24 Kommentare (RSS-Feed)
Wenn jemand eine Rede über einen barmherzigen Samariter hält, hat das keine Auswirkungen auf die Hilfsbereitschaft des Redner selbst. (John Darley & Daniel Batson, 1970)
“Der Aktivist hat immer Recht, denn er kämpft für’s Menschenrecht”
(modernisierte DDR-Hymne)
Dass kleinste Minderheiten, die keiner gewählt hat, Regierungshandeln bestimmen sollen, ist doch deutsches Glaubensbekenntnis. Man beachte dazu auch die aktuelle Türkei-Berichterstattung.

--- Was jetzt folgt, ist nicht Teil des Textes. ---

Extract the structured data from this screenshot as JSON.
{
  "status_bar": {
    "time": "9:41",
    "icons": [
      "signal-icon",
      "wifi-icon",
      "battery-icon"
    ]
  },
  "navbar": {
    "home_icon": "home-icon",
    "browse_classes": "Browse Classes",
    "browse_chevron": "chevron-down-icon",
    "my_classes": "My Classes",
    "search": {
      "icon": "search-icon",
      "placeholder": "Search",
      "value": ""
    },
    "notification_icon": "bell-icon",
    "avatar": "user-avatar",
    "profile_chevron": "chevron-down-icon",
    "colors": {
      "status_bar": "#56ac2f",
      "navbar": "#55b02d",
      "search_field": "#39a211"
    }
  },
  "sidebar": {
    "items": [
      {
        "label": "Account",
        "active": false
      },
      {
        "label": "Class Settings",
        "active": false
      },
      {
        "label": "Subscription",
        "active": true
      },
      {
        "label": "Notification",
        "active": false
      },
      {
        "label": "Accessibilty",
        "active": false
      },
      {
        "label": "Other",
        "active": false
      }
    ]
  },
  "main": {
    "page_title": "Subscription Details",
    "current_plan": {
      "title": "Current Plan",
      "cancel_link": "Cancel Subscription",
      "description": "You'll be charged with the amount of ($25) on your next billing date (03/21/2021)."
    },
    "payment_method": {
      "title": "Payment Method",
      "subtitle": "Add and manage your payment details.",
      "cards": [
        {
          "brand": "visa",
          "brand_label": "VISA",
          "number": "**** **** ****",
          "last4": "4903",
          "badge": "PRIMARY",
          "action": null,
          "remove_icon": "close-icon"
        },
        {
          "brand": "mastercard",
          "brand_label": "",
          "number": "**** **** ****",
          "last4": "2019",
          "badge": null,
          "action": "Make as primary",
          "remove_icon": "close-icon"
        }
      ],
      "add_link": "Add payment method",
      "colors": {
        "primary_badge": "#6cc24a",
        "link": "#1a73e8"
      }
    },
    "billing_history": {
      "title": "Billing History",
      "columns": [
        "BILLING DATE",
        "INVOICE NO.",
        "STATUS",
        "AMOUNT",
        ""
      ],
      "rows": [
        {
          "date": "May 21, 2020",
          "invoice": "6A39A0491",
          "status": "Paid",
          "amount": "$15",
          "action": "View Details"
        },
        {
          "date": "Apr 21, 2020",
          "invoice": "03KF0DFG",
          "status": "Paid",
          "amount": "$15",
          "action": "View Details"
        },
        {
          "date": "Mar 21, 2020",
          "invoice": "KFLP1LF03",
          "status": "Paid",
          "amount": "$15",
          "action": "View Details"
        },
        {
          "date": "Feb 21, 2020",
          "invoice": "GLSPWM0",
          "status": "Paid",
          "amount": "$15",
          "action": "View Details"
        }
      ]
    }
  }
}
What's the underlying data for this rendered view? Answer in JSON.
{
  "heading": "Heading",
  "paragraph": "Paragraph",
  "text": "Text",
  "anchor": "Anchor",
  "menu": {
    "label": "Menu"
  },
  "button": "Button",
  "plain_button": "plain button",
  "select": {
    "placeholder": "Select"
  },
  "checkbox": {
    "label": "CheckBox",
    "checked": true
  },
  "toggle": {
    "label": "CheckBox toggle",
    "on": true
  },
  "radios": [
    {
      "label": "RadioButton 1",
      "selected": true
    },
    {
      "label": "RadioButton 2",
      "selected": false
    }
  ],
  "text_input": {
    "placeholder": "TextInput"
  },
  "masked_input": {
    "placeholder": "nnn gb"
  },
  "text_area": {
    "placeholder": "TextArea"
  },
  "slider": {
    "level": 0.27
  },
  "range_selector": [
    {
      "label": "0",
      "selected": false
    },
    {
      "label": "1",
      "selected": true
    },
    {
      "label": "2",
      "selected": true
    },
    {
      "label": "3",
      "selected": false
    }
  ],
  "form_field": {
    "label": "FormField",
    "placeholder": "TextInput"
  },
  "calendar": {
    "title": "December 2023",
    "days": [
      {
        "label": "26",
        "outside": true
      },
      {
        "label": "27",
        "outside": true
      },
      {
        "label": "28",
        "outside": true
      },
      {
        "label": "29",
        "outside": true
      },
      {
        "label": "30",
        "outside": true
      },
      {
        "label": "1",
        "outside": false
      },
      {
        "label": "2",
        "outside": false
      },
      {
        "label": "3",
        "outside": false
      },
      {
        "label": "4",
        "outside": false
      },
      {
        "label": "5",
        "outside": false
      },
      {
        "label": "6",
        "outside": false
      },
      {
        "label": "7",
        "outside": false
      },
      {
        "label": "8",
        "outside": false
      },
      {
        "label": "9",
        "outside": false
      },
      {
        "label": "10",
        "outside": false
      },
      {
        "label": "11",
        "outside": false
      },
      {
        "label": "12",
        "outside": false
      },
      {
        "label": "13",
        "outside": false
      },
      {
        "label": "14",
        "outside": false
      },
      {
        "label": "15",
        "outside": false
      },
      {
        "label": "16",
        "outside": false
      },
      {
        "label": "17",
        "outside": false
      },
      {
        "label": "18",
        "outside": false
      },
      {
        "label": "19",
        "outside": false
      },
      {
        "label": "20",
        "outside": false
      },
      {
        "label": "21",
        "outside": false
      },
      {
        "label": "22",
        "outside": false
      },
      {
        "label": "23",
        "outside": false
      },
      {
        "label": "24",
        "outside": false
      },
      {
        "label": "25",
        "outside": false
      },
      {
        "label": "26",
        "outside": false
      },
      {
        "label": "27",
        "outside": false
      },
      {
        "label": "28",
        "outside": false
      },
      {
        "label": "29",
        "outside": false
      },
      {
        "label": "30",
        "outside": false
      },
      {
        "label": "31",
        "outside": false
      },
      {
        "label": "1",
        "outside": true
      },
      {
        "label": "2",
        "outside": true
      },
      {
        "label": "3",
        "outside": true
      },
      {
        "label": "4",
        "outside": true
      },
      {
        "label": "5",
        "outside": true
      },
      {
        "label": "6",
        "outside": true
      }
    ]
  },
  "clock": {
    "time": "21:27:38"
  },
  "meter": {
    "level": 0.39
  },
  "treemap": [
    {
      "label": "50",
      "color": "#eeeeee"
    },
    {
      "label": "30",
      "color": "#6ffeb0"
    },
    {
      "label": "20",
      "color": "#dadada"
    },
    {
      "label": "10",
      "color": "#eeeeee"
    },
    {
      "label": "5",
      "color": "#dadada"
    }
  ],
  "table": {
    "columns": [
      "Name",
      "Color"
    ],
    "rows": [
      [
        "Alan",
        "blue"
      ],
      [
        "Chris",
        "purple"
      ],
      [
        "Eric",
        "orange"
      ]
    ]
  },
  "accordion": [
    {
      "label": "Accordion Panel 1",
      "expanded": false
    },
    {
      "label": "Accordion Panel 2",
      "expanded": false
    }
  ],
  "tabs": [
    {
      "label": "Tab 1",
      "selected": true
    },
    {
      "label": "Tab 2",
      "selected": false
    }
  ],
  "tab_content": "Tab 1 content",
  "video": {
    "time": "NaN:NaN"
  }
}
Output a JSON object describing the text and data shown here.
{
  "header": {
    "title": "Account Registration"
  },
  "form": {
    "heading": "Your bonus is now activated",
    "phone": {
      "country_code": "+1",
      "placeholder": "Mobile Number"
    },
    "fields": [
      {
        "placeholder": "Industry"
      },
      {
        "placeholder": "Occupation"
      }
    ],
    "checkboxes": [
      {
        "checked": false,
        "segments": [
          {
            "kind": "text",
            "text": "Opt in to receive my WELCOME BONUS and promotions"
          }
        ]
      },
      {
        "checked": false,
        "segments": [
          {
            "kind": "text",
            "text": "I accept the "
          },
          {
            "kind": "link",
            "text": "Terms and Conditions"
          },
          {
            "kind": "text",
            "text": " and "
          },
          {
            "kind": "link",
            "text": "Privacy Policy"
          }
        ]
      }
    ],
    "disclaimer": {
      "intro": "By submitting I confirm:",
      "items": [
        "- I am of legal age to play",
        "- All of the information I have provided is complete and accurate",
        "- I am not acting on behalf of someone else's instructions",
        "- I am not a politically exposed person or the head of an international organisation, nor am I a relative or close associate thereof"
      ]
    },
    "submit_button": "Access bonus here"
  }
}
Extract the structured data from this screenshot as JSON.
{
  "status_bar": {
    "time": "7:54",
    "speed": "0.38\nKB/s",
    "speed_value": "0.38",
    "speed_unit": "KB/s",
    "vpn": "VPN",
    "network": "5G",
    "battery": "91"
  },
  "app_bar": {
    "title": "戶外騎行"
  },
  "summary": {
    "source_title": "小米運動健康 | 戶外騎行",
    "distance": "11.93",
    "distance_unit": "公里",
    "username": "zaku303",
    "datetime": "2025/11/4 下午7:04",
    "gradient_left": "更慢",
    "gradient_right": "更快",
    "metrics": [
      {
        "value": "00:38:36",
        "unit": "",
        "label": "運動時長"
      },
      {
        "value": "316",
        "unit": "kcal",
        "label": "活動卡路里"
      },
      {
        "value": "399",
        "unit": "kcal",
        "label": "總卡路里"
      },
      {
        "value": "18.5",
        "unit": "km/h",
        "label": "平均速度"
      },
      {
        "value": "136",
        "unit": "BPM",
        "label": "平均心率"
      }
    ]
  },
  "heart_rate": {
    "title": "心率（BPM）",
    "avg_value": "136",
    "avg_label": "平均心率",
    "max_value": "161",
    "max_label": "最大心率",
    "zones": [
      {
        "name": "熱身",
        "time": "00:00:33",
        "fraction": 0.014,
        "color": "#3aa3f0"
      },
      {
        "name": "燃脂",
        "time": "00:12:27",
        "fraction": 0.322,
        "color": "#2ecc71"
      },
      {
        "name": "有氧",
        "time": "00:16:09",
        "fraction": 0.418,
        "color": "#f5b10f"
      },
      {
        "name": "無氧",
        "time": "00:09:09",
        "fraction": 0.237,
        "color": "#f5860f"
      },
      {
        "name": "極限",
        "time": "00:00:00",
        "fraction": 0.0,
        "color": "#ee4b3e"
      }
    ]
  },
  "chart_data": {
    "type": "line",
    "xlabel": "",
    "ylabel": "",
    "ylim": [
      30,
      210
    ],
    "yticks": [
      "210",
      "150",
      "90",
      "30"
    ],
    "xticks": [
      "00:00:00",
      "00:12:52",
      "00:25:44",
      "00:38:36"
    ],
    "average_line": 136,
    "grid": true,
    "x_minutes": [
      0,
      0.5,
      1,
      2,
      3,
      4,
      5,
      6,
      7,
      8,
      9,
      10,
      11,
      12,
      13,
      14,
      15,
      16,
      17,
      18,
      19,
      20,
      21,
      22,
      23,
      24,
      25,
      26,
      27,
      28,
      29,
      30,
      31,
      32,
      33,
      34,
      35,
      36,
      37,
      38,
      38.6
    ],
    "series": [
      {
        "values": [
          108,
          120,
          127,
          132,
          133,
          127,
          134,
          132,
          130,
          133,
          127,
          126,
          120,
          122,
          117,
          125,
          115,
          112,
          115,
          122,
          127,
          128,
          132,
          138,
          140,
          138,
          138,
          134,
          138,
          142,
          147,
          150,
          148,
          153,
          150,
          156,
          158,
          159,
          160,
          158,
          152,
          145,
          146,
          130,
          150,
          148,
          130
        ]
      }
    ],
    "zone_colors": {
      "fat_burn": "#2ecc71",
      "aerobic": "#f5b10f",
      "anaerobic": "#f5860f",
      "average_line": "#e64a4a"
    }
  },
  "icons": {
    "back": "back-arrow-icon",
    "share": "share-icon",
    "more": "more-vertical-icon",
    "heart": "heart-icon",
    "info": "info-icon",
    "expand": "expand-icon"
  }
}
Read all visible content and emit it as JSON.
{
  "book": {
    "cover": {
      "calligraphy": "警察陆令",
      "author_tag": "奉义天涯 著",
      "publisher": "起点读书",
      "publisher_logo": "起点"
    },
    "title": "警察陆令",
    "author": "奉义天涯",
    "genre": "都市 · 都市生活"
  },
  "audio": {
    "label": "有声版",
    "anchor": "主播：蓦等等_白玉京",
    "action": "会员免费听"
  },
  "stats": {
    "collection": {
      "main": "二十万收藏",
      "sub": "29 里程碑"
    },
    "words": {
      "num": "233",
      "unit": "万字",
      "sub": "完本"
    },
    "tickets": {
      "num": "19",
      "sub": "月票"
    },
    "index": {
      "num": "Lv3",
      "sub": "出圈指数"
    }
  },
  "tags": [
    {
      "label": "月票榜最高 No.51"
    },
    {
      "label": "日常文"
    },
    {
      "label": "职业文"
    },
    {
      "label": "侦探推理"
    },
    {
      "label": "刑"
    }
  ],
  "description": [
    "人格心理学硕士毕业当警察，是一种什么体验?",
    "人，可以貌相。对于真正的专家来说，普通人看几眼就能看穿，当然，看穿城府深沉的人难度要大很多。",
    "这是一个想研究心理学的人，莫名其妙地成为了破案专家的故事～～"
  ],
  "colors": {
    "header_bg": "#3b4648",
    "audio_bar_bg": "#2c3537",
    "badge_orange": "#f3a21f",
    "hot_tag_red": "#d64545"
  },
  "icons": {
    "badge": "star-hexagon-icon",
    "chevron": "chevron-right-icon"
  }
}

Es ist heutzutage ja auch ein Trend, dem Establishment nicht mehr zu glauben – das tut auch sein Möglichstes dazu.
Ich weiß nicht, was die Argumente dieser zwei Bürgerinitiativen waren, aber ich frage mich, ob es nicht möglich ist, statt gleich zu demonstrieren und zu klagen einfach mal wirklich in den öffentlichen Dialog zu treten, und zu erörtern, warum eine Maßnahme sinnvoll ist.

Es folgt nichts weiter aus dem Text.